Re: [Xen-devel] [PATCH v3] xen/balloon: Mark unallocated host memory as UNUSABLE

From: Igor Druzhinin
Date: Mon Nov 26 2018 - 12:11:41 EST


On 26/11/2018 16:25, Boris Ostrovsky wrote:
> On 11/25/18 8:00 PM, Igor Druzhinin wrote:
>> On 20/12/2017 14:05, Boris Ostrovsky wrote:
>>> Commit f5775e0b6116 ("x86/xen: discard RAM regions above the maximum
>>> reservation") left host memory not assigned to dom0 as available for
>>> memory hotplug.
>>>
>>> Unfortunately this also meant that those regions could be used by
>>> others.

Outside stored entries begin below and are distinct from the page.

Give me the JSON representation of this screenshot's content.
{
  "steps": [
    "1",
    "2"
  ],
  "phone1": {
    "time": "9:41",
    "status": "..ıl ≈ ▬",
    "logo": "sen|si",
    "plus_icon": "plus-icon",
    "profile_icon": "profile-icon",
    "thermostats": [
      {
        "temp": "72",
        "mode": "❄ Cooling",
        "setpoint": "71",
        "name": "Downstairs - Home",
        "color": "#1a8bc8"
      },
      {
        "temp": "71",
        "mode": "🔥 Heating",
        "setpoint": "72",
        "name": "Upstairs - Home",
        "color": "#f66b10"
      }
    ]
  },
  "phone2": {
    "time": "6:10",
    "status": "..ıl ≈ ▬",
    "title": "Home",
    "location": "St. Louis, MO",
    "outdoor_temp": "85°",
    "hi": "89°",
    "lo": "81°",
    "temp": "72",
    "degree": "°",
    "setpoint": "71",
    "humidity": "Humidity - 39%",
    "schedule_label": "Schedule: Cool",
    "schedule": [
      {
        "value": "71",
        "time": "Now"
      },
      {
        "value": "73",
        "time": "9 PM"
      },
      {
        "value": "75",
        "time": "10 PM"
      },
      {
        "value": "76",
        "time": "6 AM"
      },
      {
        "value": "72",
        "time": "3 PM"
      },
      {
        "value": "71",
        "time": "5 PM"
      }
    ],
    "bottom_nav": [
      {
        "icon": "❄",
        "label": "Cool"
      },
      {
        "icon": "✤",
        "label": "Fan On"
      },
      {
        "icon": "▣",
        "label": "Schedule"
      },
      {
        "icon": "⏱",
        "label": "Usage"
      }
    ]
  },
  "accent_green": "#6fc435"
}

Specifically, commit fa564ad96366 ("x86/PCI: Enable a 64bit BAR
>>> on AMD Family 15h (Models 00-1f, 30-3f, 60-7f)") may try to map those
>>> addresses as MMIO.
>>>
>>> To prevent this mark unallocated host memory as E820_TYPE_UNUSABLE (thus
>>> effectively reverting f5775e0b6116) and keep track of that region as
>>> a hostmem resource that can be used for the hotplug.
>>>
>>> Signed-off-by: Boris Ostrovsky <boris.ostrovsky@xxxxxxxxxx>
>> This commit breaks Xen balloon memory hotplug for us in Dom0 with
>> "hoplug_unpopulated" set to 1. The issue is that the common kernel
>> memory onlining procedures require "System RAM" resource to be 1-st
>> level. That means by inserting it under "Unusable memory" as the commit
>> above does (intentionally or not) we make it 2-nd level and break memory
>> onlining.
>
> What do you mean by 1st and 2nd level?
>

I mean the level of a resource in IOMEM tree (the one that's printed
from /proc/iomem). 1-st level means its parent is root and so on.

>>
>> There are multiple ways to fix it depending on what was the intention of
>> original commit and what exactly it tried to workaround. It seems it
>> does several things at once:
>> 1) Marks non-Dom0 host memory "Unusable memory" in resource tree.
>> 2) Keeps track of all the areas safe for hotplug in Dom0
>> 3) Changes allocation algorithms itself in balloon driver to use those areas
>
> Pretty much. (3) is true in the sense that memory is first allocated
> from hostmem_resource (which is non-dom0 RAM).
>
>>
>> Are all the things above necessary to cover the issue in fa564ad96366
>> ("x86/PCI: Enable a 64bit BAR on AMD Family 15h (Models 00-1f, 30-3f,
>> 60-7f)")?
>
> Not anymore, as far as that particular commit is concerned, but that's
> because of 03a551734 ("x86/PCI: Move and shrink AMD 64-bit window to
> avoid conflict") which was introduced after balloon patch. IIRC there
> were some issues with fa564ad96366 unrelated to balloon.
>

If it's not a problem anymore IIUC, can we revert the change as it still
breaks "hotplug_unpopulated=1" for the reasons I described above?

>
>>
>> Can we remove "Unusable memory" resources as soon as we finished
>> booting? Is removing on-demand is preferable over "shoot them all" in
>> that case?
>
> The concern is that in principle nothing prevents someone else to do
> exact same thing fa564ad96366 did, which is grab something from right
> above end of RAM as the kernel sees it. And that can be done at any point.
>

Nothing prevents - true, but that's plainly wrong from OS point of view
to grab physical ranges for something without knowing what's actually
behind on that platform. I think we shouldn't consider this as a valid
thing to do and don't try to workaround initially incorrect code.

>
> -boris
>
>>
>> Does it even make sense to remove the 1-st level only restriction in
>> kernel/resource.c ?
>
>
>